Leading the anti-Keystone charge were a number of senators who have vocally supported Steyer’s efforts since he ramped up his political efforts last year.
Six Democratic Senators attended a Democratic Senatorial Campaign Committee fundraiser at Steyer’s home in February. They included Mark Udall (D., Colo.), Jeanne Shaheen (D., N.H.), Senate Majority Leader Harry Reid (D., Nev.), and Sens. Ben Cardin (D., Md.), Patrick Leahy (D., Vt.), and Sheldon Whitehouse (D., R.I.). All six voted against the pipeline.
NextGen spent more than $7 million supporting Udall’s (D., Colo.) reelection bid, or attacking his opponent, Rep. Cory Gardner. Gardner prevailed, but Udall voted with Steyer on Tuesday.
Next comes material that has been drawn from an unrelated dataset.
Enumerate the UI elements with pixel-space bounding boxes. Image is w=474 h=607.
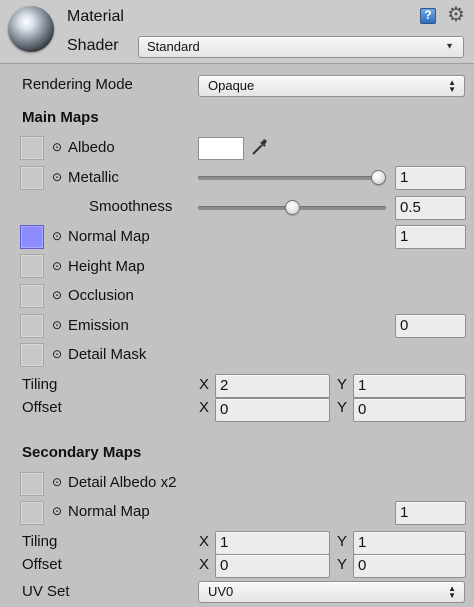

The group also dropped more than $3 million attacking unsuccessful New Hampshire Republican Senate candidate Scott Brown. His opponent, Shaheen, voted against approving the pipeline.
NextGen eventually spent more than $60 million on federal elections, primarily a handful of Senate races. A majority of its chosen candidates lost their races.
Despite a resounding defeat at the polls in the midterms, Democrats are increasingly relying on campaign cash from hardline environmentalists. Those groups say that a purist Democratic Party without energy policy dissenters such as Landrieu is preferable to a Senate majority.
"We think the value gained in showing the Democratic Party that they need to be better on climate issues outweighs the marginal differences," an operative with the radical environmentalist group 350.org told the Washington Post’s Dana Milbank.
"This is about sort of instigating a cultural shift and a political shift that sends a message to politicians that they all need to be better on climate issues," she added.